Hanon Reznikov: When Julian died in 85, I was called upon to redefine the mission of the Theatre as we decided to continue and what we, what I, wrote down then said:
To call into question
who we are to each other
in the social environment of the theater,
to undo the knots that lead to misery,
to spread ourselves across the public's table
like platters at a banquet,
to set ourselves in motion
like a vortex that pulls the spectator into action,
to fire the body's secret engines,
to pass through the prism
and come out a rainbow,
to insist that what happens in the jails matters,
to cry "Not in my name!"
at the hour of execution,
to move from the theater to the street
and from the street to the theater.
This is what The Living Theatre does today.
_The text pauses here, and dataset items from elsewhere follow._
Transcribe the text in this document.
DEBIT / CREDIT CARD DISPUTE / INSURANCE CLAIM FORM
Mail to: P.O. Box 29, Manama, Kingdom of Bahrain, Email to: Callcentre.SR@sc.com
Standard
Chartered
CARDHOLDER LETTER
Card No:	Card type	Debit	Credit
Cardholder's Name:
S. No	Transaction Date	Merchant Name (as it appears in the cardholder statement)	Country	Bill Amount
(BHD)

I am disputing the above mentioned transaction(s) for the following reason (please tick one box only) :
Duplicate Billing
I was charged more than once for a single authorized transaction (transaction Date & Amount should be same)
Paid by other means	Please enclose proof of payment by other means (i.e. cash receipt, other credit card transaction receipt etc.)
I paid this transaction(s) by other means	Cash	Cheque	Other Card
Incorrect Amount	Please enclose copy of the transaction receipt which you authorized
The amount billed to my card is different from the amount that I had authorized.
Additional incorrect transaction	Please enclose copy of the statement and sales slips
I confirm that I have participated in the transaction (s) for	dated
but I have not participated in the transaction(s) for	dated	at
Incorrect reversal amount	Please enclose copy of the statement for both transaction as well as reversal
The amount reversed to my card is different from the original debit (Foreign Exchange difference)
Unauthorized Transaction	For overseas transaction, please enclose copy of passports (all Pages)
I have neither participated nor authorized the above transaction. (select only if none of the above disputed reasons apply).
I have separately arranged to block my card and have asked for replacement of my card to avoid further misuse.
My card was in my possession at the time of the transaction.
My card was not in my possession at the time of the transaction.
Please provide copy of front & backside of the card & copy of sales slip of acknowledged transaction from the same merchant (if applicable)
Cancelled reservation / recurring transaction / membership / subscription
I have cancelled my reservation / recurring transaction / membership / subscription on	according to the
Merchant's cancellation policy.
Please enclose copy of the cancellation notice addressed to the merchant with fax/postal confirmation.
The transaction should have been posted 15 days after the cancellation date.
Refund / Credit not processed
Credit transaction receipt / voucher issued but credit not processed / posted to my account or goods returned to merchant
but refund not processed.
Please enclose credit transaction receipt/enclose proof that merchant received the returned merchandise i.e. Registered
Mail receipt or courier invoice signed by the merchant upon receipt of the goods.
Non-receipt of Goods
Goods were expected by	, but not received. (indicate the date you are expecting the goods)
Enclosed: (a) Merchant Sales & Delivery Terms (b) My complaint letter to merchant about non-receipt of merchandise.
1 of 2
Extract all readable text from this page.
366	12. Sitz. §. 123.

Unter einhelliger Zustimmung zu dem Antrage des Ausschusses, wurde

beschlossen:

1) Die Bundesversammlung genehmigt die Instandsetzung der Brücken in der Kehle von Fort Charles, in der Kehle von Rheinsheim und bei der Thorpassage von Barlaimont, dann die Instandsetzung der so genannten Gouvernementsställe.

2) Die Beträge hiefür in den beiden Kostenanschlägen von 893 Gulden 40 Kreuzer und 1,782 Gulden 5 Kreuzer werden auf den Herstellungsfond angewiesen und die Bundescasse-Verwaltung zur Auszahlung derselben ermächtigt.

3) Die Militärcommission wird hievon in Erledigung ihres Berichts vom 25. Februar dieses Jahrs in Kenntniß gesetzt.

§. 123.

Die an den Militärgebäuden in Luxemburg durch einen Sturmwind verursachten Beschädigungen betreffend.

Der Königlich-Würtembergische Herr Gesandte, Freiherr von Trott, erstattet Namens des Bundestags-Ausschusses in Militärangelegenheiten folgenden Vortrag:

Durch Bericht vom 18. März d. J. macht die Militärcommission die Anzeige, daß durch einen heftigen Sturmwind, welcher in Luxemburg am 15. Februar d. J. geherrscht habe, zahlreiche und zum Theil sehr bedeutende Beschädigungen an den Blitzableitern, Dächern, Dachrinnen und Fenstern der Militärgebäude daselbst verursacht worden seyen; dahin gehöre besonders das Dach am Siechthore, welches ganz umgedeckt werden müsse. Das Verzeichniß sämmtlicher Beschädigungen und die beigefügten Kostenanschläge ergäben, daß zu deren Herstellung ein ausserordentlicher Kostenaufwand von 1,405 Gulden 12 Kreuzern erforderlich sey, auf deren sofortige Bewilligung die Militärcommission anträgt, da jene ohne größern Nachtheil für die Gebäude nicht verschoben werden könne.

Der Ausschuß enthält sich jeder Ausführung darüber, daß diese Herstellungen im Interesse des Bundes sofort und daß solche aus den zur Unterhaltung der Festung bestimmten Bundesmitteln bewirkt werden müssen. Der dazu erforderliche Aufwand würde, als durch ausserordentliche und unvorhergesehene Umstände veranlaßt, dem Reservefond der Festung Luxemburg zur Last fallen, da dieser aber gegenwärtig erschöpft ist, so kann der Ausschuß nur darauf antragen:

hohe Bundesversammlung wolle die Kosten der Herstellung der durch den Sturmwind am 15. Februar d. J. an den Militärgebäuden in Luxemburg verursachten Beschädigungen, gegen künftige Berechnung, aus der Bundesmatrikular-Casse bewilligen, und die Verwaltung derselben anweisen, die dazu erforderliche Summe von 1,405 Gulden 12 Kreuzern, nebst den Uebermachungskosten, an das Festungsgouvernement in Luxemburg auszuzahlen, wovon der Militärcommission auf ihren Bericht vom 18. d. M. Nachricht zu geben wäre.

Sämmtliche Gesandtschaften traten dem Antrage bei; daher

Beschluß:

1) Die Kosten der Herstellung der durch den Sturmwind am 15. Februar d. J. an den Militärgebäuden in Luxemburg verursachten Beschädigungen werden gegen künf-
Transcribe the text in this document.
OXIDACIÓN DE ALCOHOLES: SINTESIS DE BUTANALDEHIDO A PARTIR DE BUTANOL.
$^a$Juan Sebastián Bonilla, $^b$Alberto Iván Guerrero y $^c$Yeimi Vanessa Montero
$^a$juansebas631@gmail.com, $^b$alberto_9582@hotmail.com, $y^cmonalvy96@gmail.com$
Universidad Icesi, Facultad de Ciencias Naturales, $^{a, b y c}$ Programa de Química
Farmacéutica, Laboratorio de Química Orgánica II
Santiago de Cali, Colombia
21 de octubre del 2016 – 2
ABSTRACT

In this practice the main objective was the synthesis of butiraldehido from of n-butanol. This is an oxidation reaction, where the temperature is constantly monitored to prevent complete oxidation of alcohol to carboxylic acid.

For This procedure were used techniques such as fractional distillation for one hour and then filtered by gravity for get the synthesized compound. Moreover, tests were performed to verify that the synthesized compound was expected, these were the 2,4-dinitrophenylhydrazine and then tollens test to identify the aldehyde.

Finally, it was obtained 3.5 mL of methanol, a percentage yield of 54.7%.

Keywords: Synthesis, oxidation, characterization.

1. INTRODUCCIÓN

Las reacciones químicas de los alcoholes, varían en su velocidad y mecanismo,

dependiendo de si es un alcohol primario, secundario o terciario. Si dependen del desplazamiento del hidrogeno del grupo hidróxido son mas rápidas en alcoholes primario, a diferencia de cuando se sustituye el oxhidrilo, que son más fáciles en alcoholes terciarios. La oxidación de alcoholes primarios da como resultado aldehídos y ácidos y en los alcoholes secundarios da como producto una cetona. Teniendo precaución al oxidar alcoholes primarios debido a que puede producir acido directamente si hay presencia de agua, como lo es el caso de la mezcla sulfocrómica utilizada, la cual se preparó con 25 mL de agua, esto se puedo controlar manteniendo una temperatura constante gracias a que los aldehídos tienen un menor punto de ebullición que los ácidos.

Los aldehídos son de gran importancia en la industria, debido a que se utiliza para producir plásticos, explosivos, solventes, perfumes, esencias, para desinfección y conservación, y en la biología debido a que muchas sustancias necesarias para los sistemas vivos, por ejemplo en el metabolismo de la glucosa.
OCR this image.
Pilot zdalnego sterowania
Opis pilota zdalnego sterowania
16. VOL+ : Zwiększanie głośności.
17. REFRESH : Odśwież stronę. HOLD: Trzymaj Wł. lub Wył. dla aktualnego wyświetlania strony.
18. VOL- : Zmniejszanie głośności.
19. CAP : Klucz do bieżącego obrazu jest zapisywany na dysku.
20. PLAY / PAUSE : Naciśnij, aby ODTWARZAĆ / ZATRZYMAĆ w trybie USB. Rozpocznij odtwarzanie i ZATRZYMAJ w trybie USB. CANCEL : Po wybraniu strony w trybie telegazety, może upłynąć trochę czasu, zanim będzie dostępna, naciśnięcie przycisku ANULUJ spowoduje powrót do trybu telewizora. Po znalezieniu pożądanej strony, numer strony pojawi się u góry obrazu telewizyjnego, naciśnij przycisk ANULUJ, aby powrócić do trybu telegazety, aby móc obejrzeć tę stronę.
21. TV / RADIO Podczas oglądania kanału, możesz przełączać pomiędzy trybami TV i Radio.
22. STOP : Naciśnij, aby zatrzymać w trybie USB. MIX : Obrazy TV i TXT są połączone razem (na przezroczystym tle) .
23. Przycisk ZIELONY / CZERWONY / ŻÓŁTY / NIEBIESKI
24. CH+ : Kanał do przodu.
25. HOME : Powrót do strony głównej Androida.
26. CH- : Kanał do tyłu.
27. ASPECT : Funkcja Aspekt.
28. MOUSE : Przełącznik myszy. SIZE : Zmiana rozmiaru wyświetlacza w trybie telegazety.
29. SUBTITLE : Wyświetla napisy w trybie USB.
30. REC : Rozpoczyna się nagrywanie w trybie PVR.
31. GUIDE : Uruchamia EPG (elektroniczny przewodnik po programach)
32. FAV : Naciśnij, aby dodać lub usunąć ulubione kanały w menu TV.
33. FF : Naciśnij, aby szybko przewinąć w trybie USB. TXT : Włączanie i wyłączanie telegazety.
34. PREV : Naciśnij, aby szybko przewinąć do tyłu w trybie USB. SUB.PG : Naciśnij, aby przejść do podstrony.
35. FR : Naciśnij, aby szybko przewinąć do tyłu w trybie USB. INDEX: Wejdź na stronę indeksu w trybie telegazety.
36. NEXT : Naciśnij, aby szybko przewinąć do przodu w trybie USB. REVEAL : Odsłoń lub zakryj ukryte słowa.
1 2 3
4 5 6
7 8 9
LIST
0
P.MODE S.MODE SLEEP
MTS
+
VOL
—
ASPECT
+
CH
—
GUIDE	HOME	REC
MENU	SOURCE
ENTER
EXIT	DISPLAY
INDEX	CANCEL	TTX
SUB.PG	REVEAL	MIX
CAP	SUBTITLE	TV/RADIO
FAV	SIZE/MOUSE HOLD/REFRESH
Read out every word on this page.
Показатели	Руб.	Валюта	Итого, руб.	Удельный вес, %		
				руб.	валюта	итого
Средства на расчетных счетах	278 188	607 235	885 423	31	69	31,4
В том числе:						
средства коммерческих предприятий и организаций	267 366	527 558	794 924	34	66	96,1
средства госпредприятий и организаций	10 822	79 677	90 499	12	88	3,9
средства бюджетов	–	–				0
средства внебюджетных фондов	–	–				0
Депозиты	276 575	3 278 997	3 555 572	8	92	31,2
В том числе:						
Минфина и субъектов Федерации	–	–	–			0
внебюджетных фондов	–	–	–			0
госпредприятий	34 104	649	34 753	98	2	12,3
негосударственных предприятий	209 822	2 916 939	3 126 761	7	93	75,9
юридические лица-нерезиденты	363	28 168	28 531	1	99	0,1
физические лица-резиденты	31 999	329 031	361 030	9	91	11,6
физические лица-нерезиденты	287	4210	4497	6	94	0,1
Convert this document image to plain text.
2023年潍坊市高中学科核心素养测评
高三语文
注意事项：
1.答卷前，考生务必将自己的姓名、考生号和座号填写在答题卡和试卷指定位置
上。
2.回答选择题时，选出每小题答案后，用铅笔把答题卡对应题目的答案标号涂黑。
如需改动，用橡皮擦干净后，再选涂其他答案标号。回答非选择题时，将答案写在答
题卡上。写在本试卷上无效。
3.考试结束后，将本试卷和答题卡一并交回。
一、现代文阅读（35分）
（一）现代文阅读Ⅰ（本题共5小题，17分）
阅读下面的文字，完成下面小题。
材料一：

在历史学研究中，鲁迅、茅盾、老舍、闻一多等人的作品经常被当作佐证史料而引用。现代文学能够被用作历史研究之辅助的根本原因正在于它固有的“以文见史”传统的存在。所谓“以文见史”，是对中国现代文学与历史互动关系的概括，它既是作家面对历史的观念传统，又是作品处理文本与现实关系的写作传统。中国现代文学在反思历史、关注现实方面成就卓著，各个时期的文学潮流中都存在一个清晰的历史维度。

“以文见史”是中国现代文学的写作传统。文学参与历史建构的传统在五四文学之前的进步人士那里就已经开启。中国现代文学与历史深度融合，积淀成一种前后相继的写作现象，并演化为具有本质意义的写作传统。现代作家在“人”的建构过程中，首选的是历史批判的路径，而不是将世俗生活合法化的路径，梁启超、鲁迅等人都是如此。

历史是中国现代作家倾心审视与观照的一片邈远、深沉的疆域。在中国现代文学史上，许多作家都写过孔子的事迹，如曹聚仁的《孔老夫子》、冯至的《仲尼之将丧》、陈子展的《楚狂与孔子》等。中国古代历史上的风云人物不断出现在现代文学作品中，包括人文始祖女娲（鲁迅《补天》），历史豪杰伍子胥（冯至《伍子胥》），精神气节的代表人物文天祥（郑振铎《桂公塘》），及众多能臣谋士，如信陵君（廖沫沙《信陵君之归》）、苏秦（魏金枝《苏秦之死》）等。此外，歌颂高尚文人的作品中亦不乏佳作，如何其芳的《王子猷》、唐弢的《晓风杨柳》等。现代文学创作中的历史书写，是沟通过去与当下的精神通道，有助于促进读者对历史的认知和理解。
It is what it has always done.
I saw Paradise Now when I was 18 in 1968 and I was very turned on by it, I found it very sexy. I discovered extraordinary means of communication that were non-verbal and non-linear, evidently happening between the actors in the performance. This indicated to me very much the sense of there being other possibilities than the limited, rational, logistic possibilities we were being told were the only way to go. So my trip with the Theatre really began with my contact with them in that year, in '68, when they were doing Paradise Now. I didn't actually start working with them until a few years later. But my sense of the event of Paradise Now was one of extraordinary freedom, and it seemed like the world was just beginning to figure out how free it could be.